Signifikante Verbesserungen in der Technik der RNA-in-situ-Hybridisierung (RNA-ISH) in den zurückliegenden 5 Jahrzehnten haben neue Anwendungsfelder als attraktive Erweiterung zum diagnostischen Standardportfolio eröffnet. Im Gegensatz zu früheren Anwendungen sind aktuelle bDNA-Methoden höchst sensitiv und erlauben den Nachweis einzelner Moleküle am formalinfixierten und in Paraffin eingebetteten Gewebe ohne zusätzlichen Aufwand im Labor, da die Tests auf gängigen Laborautomaten laufen und im Lichtmikroskop ausgewertet werden können. Gegenüber molekularen Methoden wie RT-PCR oder Whole-genome-Analysen bleibt bei RNA-ISH die Gewebemorphologie erhalten und bietet so den entscheidenden Vorteil der Lokalisation der Zielzellen im Gewebe. Dieser Vorteil zeigt sich besonders bei sekretierten Proteinen und der Expression der Zielsequenz in mehreren Zelltypen. Erste klinische Studien haben RNA-ISH bereits erfolgreich zur Patientenselektion eingesetzt mit dem Ziel der Entwicklung zum „companion diagnostic“. Neben dem Einsatz als Komplementärverfahren bei Entwicklung neuer Immunhistochemie(IHC)-Protokolle und als Ergänzung oder Alternative zur Immunhistochemie im Routineportfolio kommen durch die spezifische Nachweismöglichkeit von nichtcodierenden RNA-Spezies sowie Mutations- und Splicevarianten der RNA-in-situ-Hybridisierung eine besondere Bedeutung dort zu, wo geeignete Alternativen fehlen.

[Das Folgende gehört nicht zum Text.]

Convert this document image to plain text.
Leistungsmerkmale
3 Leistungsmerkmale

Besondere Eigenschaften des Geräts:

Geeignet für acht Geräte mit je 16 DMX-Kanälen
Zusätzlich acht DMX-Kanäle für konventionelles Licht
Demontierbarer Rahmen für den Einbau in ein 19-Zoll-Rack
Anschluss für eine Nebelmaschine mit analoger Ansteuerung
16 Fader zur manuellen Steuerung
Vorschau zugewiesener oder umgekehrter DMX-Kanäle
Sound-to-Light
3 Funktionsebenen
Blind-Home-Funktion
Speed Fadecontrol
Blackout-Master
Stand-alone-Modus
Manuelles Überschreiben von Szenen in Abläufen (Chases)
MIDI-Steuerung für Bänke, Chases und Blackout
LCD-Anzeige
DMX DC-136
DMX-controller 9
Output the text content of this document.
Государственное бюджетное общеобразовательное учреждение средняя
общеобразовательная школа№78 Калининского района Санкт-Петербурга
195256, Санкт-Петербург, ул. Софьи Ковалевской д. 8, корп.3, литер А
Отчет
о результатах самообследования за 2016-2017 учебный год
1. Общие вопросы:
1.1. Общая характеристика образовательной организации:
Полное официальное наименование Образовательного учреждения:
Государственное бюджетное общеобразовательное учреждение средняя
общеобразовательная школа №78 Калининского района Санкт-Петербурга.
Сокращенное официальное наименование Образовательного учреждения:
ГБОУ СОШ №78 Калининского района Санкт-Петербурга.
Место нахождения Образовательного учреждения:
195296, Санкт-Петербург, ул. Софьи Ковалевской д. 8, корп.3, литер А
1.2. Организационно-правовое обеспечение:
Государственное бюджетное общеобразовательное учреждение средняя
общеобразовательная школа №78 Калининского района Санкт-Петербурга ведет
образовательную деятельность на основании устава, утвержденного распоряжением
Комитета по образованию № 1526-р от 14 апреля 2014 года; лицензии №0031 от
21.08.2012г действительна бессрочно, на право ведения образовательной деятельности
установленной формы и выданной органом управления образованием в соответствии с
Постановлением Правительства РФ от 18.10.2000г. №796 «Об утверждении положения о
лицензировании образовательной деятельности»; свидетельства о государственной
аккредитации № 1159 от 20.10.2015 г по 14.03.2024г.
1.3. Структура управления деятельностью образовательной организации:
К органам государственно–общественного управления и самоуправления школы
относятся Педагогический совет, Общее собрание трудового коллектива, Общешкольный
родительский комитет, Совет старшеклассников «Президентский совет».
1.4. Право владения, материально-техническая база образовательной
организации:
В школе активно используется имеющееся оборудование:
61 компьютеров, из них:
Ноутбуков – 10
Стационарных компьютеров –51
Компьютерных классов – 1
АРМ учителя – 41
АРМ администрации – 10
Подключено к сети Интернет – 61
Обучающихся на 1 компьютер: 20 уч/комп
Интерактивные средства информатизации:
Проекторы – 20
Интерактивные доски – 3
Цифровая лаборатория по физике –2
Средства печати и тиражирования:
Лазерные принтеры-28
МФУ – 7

Die insgesamt komplexere Anwendung erfordert neben der Entwicklung standardisierter Vorgehensweisen die Einbindung des Pathologen bei der Etablierung neuer Anwendungen und bei der Befundung in der Routinediagnostik. Der vorliegende Artikel spannt den Bogen über die technische Entwicklung der RNA-in-situ-Hybridisierung bis hin zu aktuellen Anwendungsmöglichkeiten und berücksichtigt dabei die Erfahrungen der Autoren mit der Anwendung der Methodik in einem klinischen Auftragsforschungslabor.